Fizz is the most popular style of wine in every decade. Early on, people just asked for “Champagne”. But from the late 1970s the requests come in for particular brands. The actor Christopher Plummer (best known as Captain Von Trapp in The Sound of Music) started the trend with a request for a Jeroboam of Taittinger. The brands become more flash as the years pass. Irish novelist Edna O’Brien OBE wanted Cristal. Writer Jeanette Winterson CBE and designer Jasper Conran OBE both wanted vintage Krug in the 80s, while the cartoonist Ronald Searle CBE simply wanted “the best Champagne possible” in the noughties.
You can detect other shifts in wine fashion too. The novelist Barbara Pym, the conductor Sir Simon Rattle and the actor Leonard Rossiter all wanted German wine in the 1970s. But there isn’t a single request for German wine in the 80s or 90s – no doubt under the spectre of Blue Nun. But perhaps we’re seeing a renaissance? Only last year the writer Jared Diamond asked for six cases of Scharzhofberger Riesling Kabinett.
As with whites, with reds. In the 60s and 70s, “claret” is the choice of the crime author PD James OBE, the explorer Robin Hanbury-Tenison OBE, the politician Lord Jenkins, the founder of The Good Food Guide Raymond Postgate, and actor Arthur Lowe, who played Captain Mainwaring in Dad’s Army. In Lowe’s case, “a dozen cases”. But over the years the requests become more specific. And more plentiful. Comedian Mel Brooks wanted Château Lafite. Ballerina Natalia Makarova wanted Margaux 1961. And General Sir John Hackett chose “six dozen bottles of Château Latour 1962”. But then he’s a General, while Mainwaring was just a Captain.
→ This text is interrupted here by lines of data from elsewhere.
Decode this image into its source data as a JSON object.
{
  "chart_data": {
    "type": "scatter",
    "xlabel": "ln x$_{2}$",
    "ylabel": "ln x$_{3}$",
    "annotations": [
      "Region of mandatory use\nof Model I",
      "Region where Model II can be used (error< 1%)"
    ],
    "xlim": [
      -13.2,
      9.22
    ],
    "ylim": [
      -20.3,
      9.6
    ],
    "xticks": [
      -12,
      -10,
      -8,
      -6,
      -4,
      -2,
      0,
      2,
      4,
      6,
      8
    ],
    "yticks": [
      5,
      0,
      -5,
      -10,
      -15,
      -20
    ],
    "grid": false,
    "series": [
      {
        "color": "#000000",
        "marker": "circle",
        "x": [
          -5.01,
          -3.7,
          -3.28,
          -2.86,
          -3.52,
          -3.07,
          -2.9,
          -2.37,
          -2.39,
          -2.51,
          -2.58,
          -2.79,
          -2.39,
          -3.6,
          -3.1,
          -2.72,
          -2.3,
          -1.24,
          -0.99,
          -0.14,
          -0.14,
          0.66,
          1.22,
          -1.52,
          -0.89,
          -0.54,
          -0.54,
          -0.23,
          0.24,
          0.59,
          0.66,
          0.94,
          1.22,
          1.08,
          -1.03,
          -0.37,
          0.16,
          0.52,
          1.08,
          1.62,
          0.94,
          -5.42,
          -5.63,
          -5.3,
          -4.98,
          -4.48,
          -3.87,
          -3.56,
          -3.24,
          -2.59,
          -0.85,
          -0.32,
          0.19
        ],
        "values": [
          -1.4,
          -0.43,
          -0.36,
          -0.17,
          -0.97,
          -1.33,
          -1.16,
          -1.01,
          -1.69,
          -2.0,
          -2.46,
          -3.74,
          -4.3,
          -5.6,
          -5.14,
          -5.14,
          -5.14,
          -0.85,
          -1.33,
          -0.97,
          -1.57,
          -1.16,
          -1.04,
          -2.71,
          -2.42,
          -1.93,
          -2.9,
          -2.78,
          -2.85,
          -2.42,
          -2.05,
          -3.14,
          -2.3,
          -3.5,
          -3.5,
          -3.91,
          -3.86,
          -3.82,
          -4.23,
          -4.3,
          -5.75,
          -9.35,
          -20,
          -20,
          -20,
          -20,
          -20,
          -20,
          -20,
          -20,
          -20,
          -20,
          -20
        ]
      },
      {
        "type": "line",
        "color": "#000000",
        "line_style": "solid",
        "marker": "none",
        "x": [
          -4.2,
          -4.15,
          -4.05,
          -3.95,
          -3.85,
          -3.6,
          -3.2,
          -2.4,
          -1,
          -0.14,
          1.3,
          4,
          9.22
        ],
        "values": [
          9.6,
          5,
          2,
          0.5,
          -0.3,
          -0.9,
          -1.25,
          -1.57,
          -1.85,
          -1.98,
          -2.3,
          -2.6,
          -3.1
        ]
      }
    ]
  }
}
You might be tempted to look at some of the requests and draw moral conclusions about their requesters. Former Conservative cabinet minister Lord Tebbit wanted a drinking fountain with taps for Sancerre and claret, and another Tory, David Davis MP, wanted “a magic wine cellar which never runs out”. But then the religious writer Karen Armstrong OBE asked for “a continuous supply of very cold and dry white wine”. And the distinctly left-of-centre author Ken Follett CBE wanted the “entire cellar of a great collector of French wine”. Perhaps as a form of desert island redistribution.
Note Follett wanted a cellar of “French wine”. Guests have requested “French” and “German” wine, as well as more specific requests for Bordeaux, Beaujolais, Burgundy and Champagne. But I could only find one request for a non-European wine, when musician Gene Pitney asked for Opus One. I only found one request for rosé too – way back in the 1960s, when the broadcaster Hubert Gregg MBE asked for pink Champagne. Expect more in the future…
Wine personalities have appeared on the show too. And their requests were as you might imagine. Wine merchant and Lord Mayor of London Sir Christopher Leaver asked for a wine cellar, as did Jancis Robinson MW OBE (though she cleverly remembered to ask for a corkscrew). One hopes Sir Christopher might share his desert island with the actor Hugh Williams. His was the oddest luxury request when he asked for a corkscrew but, for some reason, no wine.